Since "The Late Show" ended in 2015, there has been a reassessment of Letterman's legacy pertaining to his treatment of women. Scovell has been a vociferous critic of Letterman's workplace transgressions, even confronting him for a piece in Vanity Fair in 2019. When Tina Fey called him out for not hiring female writers, Letterman's reply of thinking women didn't want to write for his show didn't pass muster with Fey (via Indie Wire). And Letterman's interviews with female stars have been re-assessed in recent years, with many looking at Letterman's behavior critically in the #MeToo era.

He's a successful sitcom producer

Many entertainers start production companies to create and control their own projects. Done correctly, it can also be incredibly lucrative. Letterman's first production company, Space Age Meats Production, was founded in 1980 and produced "The David Letterman Show." In 1991, Letterman founded Worldwide Pants, with "Late Night" being the company's first producing credit. When Letterman moved to CBS in 1993, he also brought Worldwide Pants, producing not only "The Late Show" but also a sitcom called "The Building," starring Bonnie Hunt. "The Building" wasn't built to last, only airing five episodes, but it opened doors for more prime-time producing for Letterman.

Worldwide Pants reached legendary sitcom producing status with "Everybody Loves Raymond." Developed around the stand-up comedy of Ray Romano, "Everybody Loves Raymond" follows the Barone family as they navigate daily life on Long Island. Co-starring Patricia Heaton, Doris Roberts, Brad Garrett, and Peter Boyle, the sitcom received 15 Emmy awards, including two for Outstanding Comedy Series, and was a ratings hit. Worldwide Pants also produced the NBC dramedy, "Ed," the CBS sitcom "Bonnie," and iterations of "The Late Late Show" featuring hosts Tom Snyder, Craig Kilborn, Craig Ferguson, and James Corden.

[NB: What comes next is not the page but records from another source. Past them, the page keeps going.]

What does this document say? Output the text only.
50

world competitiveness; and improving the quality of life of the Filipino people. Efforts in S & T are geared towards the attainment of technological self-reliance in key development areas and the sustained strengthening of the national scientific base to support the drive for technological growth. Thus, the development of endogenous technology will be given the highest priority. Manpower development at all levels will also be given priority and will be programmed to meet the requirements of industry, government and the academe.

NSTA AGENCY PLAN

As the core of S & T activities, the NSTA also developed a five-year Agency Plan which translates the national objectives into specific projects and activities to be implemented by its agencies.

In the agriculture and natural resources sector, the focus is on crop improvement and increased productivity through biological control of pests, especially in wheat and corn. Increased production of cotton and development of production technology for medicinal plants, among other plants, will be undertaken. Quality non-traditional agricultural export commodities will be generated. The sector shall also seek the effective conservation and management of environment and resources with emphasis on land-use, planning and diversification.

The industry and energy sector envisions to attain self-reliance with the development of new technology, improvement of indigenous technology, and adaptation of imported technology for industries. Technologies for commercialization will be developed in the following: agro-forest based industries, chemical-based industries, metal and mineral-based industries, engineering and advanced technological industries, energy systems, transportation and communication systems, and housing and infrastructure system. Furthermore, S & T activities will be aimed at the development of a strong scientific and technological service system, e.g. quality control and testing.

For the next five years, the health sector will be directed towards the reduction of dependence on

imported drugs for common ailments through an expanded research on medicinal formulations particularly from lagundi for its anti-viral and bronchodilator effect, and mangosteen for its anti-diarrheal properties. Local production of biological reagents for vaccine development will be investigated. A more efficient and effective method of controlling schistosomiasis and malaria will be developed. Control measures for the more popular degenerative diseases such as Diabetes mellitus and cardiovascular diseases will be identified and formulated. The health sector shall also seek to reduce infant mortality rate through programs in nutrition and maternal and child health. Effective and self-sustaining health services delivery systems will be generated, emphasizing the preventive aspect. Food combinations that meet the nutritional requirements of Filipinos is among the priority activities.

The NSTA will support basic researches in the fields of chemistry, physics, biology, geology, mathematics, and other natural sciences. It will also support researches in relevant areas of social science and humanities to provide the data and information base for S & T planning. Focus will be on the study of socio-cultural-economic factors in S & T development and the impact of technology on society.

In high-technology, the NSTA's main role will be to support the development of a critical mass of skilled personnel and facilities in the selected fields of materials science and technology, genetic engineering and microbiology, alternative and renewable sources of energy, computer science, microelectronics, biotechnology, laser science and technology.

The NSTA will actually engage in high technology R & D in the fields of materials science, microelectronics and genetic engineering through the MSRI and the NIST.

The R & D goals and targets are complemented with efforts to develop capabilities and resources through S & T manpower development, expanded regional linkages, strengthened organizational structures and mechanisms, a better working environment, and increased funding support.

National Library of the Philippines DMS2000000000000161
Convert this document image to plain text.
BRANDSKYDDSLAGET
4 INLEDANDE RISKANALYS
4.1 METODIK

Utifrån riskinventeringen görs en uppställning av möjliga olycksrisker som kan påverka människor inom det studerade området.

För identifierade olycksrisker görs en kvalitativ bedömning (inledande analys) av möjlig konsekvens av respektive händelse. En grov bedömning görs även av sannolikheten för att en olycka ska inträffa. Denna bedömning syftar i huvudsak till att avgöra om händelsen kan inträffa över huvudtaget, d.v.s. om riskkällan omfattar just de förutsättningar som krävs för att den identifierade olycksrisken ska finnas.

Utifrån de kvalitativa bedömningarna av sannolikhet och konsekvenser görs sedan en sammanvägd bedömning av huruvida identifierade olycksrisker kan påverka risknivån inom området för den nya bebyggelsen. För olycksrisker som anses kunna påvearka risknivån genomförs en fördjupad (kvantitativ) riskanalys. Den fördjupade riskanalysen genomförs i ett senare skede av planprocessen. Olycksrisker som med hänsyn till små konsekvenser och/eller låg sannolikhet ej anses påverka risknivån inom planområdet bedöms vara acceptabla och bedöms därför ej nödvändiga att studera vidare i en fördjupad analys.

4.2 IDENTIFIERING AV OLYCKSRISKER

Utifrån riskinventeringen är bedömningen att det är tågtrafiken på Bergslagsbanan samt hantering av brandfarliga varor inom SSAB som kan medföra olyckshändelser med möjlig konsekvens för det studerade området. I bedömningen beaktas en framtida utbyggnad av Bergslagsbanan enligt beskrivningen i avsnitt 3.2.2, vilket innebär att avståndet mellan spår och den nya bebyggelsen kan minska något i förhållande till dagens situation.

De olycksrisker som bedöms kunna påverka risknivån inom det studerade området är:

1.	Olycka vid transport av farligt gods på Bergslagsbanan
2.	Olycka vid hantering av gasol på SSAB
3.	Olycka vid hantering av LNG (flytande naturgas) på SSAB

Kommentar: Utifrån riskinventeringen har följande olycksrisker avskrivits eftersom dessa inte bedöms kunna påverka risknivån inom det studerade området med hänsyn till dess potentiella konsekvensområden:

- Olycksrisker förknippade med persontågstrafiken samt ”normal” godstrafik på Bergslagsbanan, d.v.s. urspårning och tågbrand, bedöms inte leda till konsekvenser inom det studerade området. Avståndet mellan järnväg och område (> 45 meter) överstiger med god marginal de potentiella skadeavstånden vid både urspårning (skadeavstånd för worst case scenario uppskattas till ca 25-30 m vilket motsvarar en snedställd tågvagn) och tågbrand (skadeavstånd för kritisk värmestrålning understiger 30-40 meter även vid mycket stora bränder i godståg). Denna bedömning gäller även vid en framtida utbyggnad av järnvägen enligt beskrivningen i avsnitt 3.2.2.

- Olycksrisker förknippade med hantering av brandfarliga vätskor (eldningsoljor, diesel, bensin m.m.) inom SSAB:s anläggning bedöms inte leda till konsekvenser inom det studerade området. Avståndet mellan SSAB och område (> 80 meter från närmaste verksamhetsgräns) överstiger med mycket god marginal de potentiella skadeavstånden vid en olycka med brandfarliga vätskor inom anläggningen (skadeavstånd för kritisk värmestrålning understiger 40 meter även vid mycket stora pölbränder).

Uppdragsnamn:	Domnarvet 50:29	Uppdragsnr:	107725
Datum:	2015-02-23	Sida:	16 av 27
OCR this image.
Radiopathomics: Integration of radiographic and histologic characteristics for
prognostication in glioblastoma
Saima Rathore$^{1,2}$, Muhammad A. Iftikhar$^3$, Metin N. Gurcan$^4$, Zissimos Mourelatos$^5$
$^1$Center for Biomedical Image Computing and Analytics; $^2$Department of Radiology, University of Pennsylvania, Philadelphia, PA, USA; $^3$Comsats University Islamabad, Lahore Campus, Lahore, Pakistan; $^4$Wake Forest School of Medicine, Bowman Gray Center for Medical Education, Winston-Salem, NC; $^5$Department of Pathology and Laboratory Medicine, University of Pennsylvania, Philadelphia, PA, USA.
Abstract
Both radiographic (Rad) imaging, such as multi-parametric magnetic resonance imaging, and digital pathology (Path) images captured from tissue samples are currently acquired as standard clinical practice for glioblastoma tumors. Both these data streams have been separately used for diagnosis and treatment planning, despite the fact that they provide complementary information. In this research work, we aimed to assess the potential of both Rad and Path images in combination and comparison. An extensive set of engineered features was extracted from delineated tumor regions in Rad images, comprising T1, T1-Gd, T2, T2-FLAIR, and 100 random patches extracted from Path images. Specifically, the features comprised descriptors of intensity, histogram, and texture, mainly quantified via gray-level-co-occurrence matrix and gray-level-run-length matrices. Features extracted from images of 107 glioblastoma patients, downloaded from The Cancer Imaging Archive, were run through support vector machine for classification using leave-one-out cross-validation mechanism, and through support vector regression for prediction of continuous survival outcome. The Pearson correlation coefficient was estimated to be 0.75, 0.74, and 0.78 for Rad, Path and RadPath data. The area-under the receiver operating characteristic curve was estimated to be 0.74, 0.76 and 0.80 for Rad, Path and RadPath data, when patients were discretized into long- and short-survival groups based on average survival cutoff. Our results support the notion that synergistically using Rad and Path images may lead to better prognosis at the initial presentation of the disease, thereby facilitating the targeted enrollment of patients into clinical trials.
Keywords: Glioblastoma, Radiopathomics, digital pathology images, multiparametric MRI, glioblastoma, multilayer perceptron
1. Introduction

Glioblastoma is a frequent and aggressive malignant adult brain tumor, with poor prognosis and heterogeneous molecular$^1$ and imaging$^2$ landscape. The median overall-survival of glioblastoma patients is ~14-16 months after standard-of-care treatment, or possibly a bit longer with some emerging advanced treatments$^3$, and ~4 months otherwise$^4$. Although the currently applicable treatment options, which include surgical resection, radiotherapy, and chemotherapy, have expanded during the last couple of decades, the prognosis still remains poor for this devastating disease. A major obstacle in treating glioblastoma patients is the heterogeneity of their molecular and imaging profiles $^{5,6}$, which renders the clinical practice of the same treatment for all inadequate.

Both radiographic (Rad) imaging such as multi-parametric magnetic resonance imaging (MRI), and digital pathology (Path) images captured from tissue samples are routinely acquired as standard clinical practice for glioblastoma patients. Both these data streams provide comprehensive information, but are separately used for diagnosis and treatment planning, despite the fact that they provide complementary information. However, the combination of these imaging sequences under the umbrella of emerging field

His post-Late Show career has taken a more serious turn

David Letterman signed off as host of "The Late Show" in 2015. By the time Letterman left, he'd been hosting late-night programming for 33 years and hosted 6,028 shows (via Yahoo! News). After he put away the CBS Mailbag, locked away the Velcro suit, and watched his last pet perform its final Stupid Pet Trick, Letterman glided into retirement with no plans to return to television. He grew out his now-signature bushy beard and spent some time away from the spotlight. 

In 2016, Letterman participated in the documentary series "Years of Living Dangerously," which chronicled the global impact of climate change. Letterman traveled to India and talked with experts on how the country is tackling its energy needs in the shadow of fossil fuels. Letterman's Netflix interview series, "My Guest Needs No Introduction With David Letterman," was released in 2018, reflecting a more serious side of the broadcaster. Each episode is dedicated to an individual celebrity guest, with Letterman thoughtfully probing them about their life. "Years of Living Dangerously" and "My Guest Needs No Introduction" show Letterman earnestly engaged with his subjects, showing a genuine curiosity that remained obscured during his late-night career.